Tegen de beschikking van 27 september 2019 heeft klager hoger beroep ingesteld.

Naar aanleiding van een klacht van klager bij de klachtencommissie waarbij F. is aangesloten heeft, op 18 december 2019 een gesprek plaatsgevonden tussen klager, beklaagde en een leidinggevende, waarbij de klachtenfunctionaris van F. een bemiddelende rol heeft vervuld. Klager heeft daarna op dezelfde dag via e-mail beklaagde gevraagd of zij afstand doet van de uitspraken van de gezinsvoogd of dat zij daarachter staat. Beklaagdes gemachtigde heeft bij brief van 27 januari 2020 hierop gereageerd.
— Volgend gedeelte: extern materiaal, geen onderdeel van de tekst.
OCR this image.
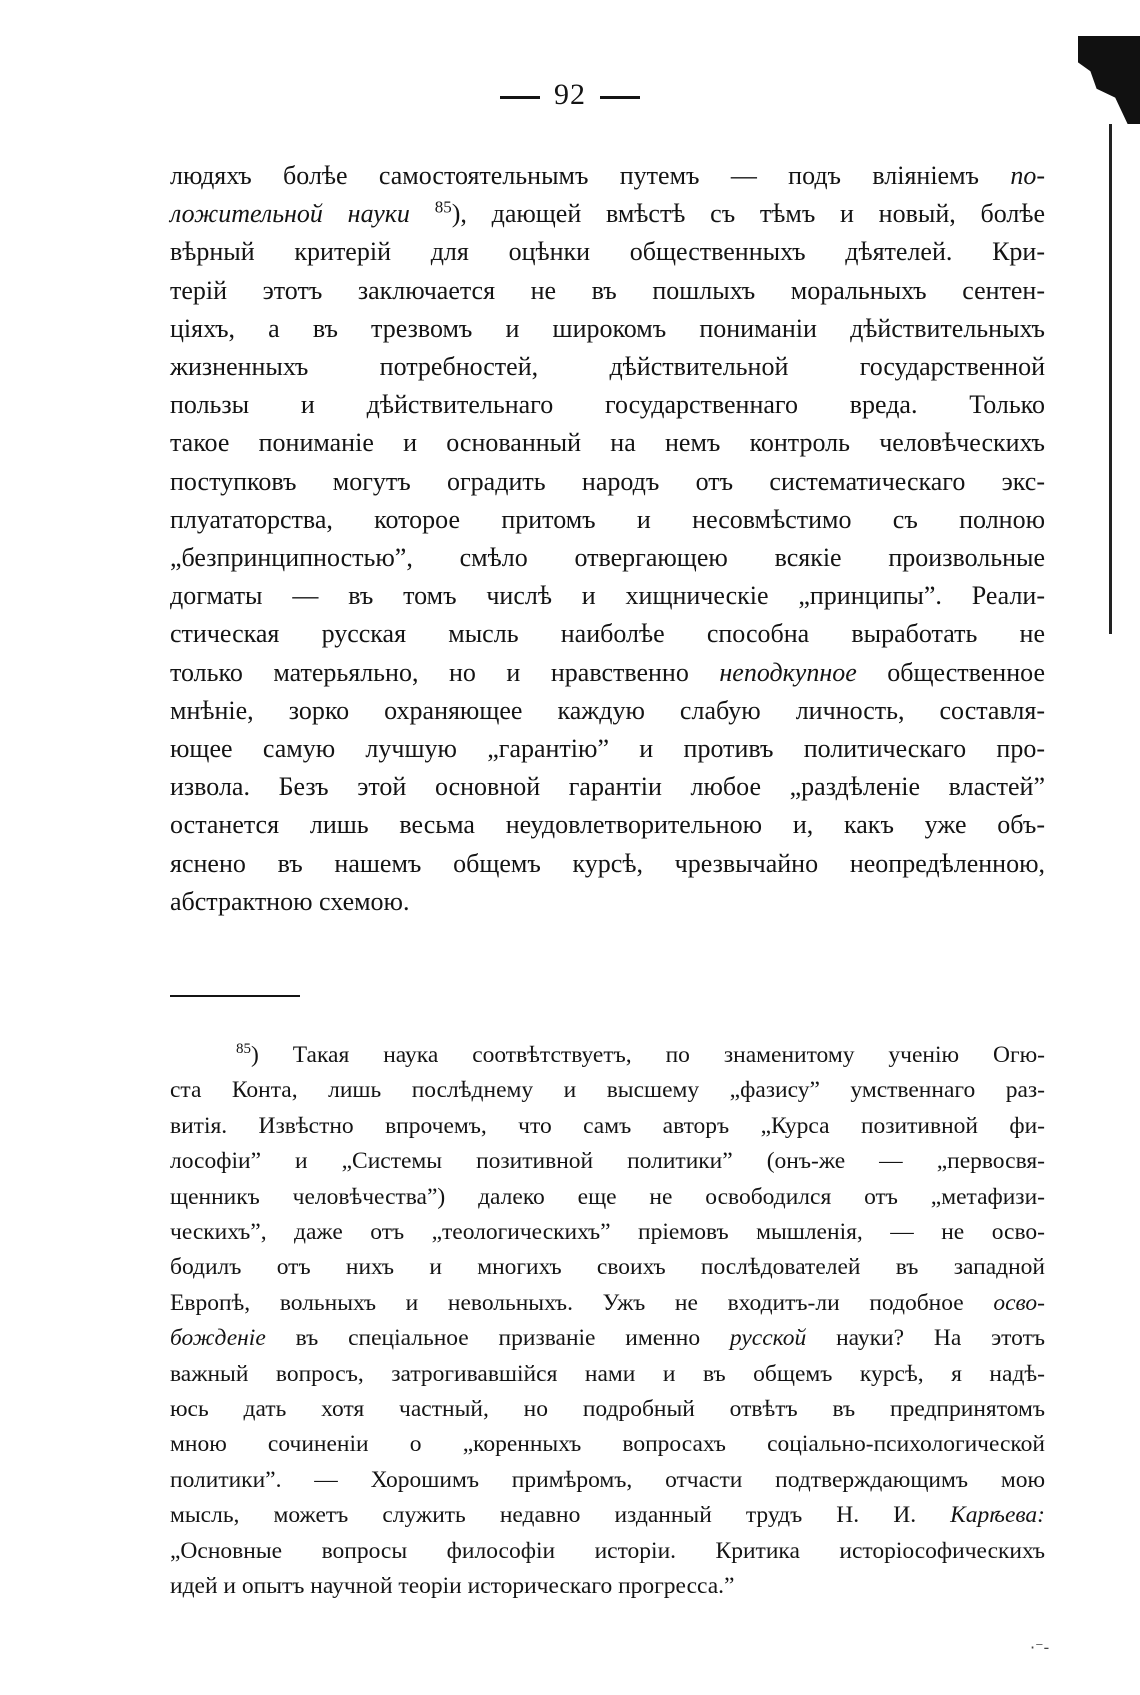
92
людяхъ болѣе самостоятельнымъ путемъ — подъ вліяніемъ по-
ложительной науки $^{85}$), дающей вмѣстѣ съ тѣмъ и новый, болѣе
вѣрный критерій для оцѣнки общественныхъ дѣятелей. Кри-
терій этотъ заключается не въ пошлыхъ моральныхъ сентен-
ціяхъ, а въ трезвомъ и широкомъ пониманіи дѣйствительныхъ
жизненныхъ потребностей, дѣйствительной государственной
пользы и дѣйствительнаго государственнаго вреда. Только
такое пониманіе и основанный на немъ контроль человѣческихъ
поступковъ могутъ оградить народъ отъ систематическаго экс-
плуататорства, которое притомъ и несовмѣстимо съ полною
„безпринципностью”, смѣло отвергающею всякіе произвольные
догматы — въ томъ числѣ и хищническіе „принципы”. Реали-
стическая русская мысль наиболѣе способна выработать не
только матерьяльно, но и нравственно неподкупное общественное
мнѣніе, зорко охраняющее каждую слабую личность, составля-
ющее самую лучшую „гарантію” и противъ политическаго про-
извола. Безъ этой основной гарантіи любое „раздѣленіе властей”
останется лишь весьма неудовлетворительною и, какъ уже объ-
яснено въ нашемъ общемъ курсѣ, чрезвычайно неопредѣленною,
абстрактною схемою.
$^{85}$) Такая наука соотвѣтствуетъ, по знаменитому ученію Огю-
ста Конта, лишь послѣднему и высшему „фазису” умственнаго раз-
витія. Извѣстно впрочемъ, что самъ авторъ „Курса позитивной фи-
лософіи” и „Системы позитивной политики” (онъ-же — „первосвя-
щенникъ человѣчества”) далеко еще не освободился отъ „метафизи-
ческихъ”, даже отъ „теологическихъ” пріемовъ мышленія, — не осво-
бодилъ отъ нихъ и многихъ своихъ послѣдователей въ западной
Европѣ, вольныхъ и невольныхъ. Ужъ не входитъ-ли подобное осво-
божденіе въ спеціальное призваніе именно русской науки? На этотъ
важный вопросъ, затрогивавшійся нами и въ общемъ курсѣ, я надѣ-
юсь дать хотя частный, но подробный отвѣтъ въ предпринятомъ
мною сочиненіи о „коренныхъ вопросахъ соціально-психологической
политики”. — Хорошимъ примѣромъ, отчасти подтверждающимъ мою
мысль, можетъ служить недавно изданный трудъ Н. И. Карѣева:
„Основные вопросы философіи исторіи. Критика исторіософическихъ
идей и опытъ научной теоріи историческаго прогресса.”
·⁻-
3. HET STANDPUNT VAN KLAGER EN DE KLACHT

Klager verwijt beklaagde - zakelijk weergegeven - ten eerste dat zij informatie over hem en zijn zonen L. en N. heeft gedeeld met de gezinsvoogd. Volgens klager heeft beklaagde op basis van uitlatingen van T. een oordeel geveld over hem en zijn zonen L. en N., terwijl beklaagde de jongste zonen nooit heeft gezien of gesproken. Als de beweringen van de gezinsvoogd juist zijn, dan is beklaagde veel te ver gegaan in haar uitlatingen over klager en zijn zonen L. en N. Daarnaast verwijt klager beklaagde dat zij niet transparant werkt, nu zij de informatie over klager (over wie zij zich een oordeel had gevormd) wel heeft geuit naar de gezinsvoogd maar niet met klager heeft gedeeld. Tot slot verwijt klager beklaagde dat zij niet naar eer en geweten handelt, nu zij kennis heeft genomen van het feit dat zij verkeerd is geciteerd en er uitlatingen namens haar zijn gedaan waarvan zij zegt deze nimmer te hebben gedaan. Als de beweringen van beklaagde juist zijn, dan had zij dit kenbaar moeten maken bij de gezinsvoogd en wellicht de rechtbank. Beklaagde weigert dit echter kenbaar te maken aan betrokkenen. Voorts heeft klager beklaagde ervan in kennis gesteld dat T. zijn aantijgingen nadrukkelijk heeft verzwaard in zijn aangifte bij de zedenrecherche. Beklaagde weigert medewerking om in deze complexe zaak de onderste steen boven te krijgen. Volgens klager is beklaagde bewust misbruikt door de gezinsvoogd.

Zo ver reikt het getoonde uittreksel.